III. Ils viendront te chercher
Andrea vient de mourir à Sydney, en Australie, si loin de Rome, si loin de moi. Je n’avais presque plus de nouvelles de lui depuis plusieurs mois. Notre dernier échange sur Skype s’était achevé abruptement car il était déjà trop fatigué pour soutenir l’effort d’une longue conversation. Ensuite, il n’avait plus répondu à mes appels que par de brefs messages, toujours affectueux mais comme détachés de nos souvenirs. La mort de Geronimo, emporté à Milan par le Covid au début de l’épidémie, l’avait certainement dévasté, mais il ne voulait pas l’évoquer non plus. J’ai seulement reçu un faire-part, le chagrin était trop lourd. Ce même chagrin que j’éprouve aujourd’hui en apprenant qu’Andrea s’est éteint.

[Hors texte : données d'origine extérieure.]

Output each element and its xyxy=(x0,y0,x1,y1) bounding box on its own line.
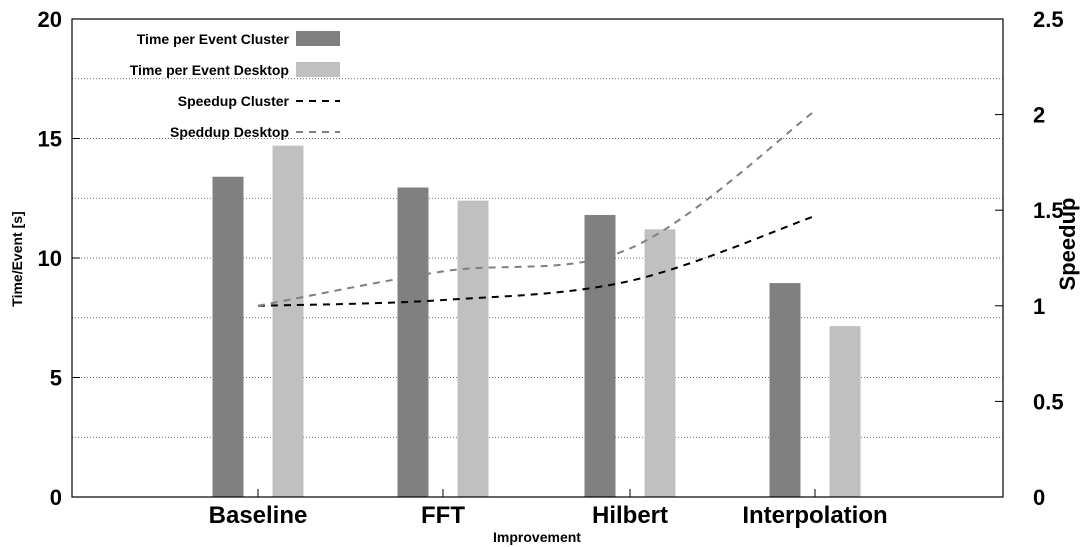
bar-desktop xyxy=(644,229,676,497)
y2-tick-label: 2 xyxy=(1033,103,1045,128)
line-speedup-cluster xyxy=(257,214,816,307)
bar-desktop xyxy=(272,145,304,498)
y2-tick-label: 0 xyxy=(1033,485,1045,510)
legend-layer: Time per Event Cluster Time per Event Des… xyxy=(130,31,340,140)
y2-tick-label: 2.5 xyxy=(1033,7,1064,32)
legend-swatch xyxy=(296,62,340,77)
y-tick-label: 10 xyxy=(38,246,62,271)
y2-tick-label: 1 xyxy=(1033,294,1045,319)
bar-desktop xyxy=(457,200,489,497)
bar-desktop xyxy=(829,326,861,497)
grid-layer xyxy=(72,78,1003,438)
y-tick-label: 15 xyxy=(38,127,62,152)
bar-cluster xyxy=(584,214,616,498)
y-tick-label: 5 xyxy=(50,366,62,391)
bar-cluster xyxy=(212,176,244,498)
line-speedup-desktop xyxy=(257,109,816,307)
legend-label: Speedup Cluster xyxy=(178,93,290,109)
legend-label: Time per Event Desktop xyxy=(130,62,289,78)
legend-label: Time per Event Cluster xyxy=(137,31,290,47)
lines-layer xyxy=(257,109,816,307)
y-tick-label: 20 xyxy=(38,7,62,32)
y2-tick-label: 1.5 xyxy=(1033,198,1064,223)
x-tick-label: Hilbert xyxy=(592,502,668,529)
axes-layer: 0 5 10 15 20 0 0.5 1 1.5 2 2.5 Baseline FFT Hilbert In… xyxy=(38,7,1064,529)
y2-axis-label: Speedup xyxy=(1055,198,1080,291)
y-axis-label: Time/Event [s] xyxy=(9,211,25,306)
bars-layer xyxy=(212,145,861,498)
x-axis-label: Improvement xyxy=(493,529,581,545)
x-tick-label: Baseline xyxy=(209,502,308,529)
y2-tick-label: 0.5 xyxy=(1033,389,1064,414)
legend-swatch xyxy=(296,31,340,46)
y-tick-label: 0 xyxy=(50,485,62,510)
bar-cluster xyxy=(769,283,801,497)
x-tick-label: Interpolation xyxy=(742,502,887,529)
x-tick-label: FFT xyxy=(421,502,465,529)
legend-label: Speddup Desktop xyxy=(170,124,289,140)
bar-cluster xyxy=(397,187,429,497)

Maintenant toute cette histoire est achevée. Elle m’aura accompagnée depuis la fin de mon enfance d’une manière obsédante et quasi clandestine. Je crois n’en avoir jamais parlé, autrement que par des allusions très vagues auprès d’inconnus qui n’écoutaient pas et de toute façon personne n’aurait compris. Les « amis pour la vie » étaient trois : Andrea, Geronimo et moi, le garçon venu d’ailleurs qui les avait aimés longtemps, sans qu’ils le sachent et dont ils avaient finalement accepté la présence quand ils me connaissaient à peine. Ils étaient alors âgés, avec toute une vie derrière eux mais encore juvéniles et attachés à leur passé, comme je l’étais aussi moi-même. Nous avions toujours Rome au cœur. Je garde leurs images, le son de leurs voix, des traces éparses de leurs existences et de leurs familles. Et puis un sentiment de très grande tristesse en pensant à leur mort et à la solitude où elle me laisse, pour affronter sans eux la mienne qui ne devrait pas tarder. Et après moi, qui se souviendra encore de nous ?
Amis pour la vie (Amici per la pelle en italien) est un film de Franco Rossi qui date de 1955. Il raconte l’histoire de l’amitié entre deux garçons au seuil de l’adolescence. L’un des deux est un angelot de bonne famille, poli et vêtu comme un milord, il n’a plus sa mère et vit avec son père, un diplomate important, c’est Andrea. L’autre est un beau gosse plus populaire, vivant au sein d’une famille chaleureuse, il est aventureux, regarde un peu partout et sait user de son charme, c’est Geronimo. Dans le film, ils s’appellent Franco et Mario mais ils sont si à l’aise dans leurs rôles que je préfère leurs vrais prénoms, c’est à croire que le scénario a été écrit spécialement pour eux.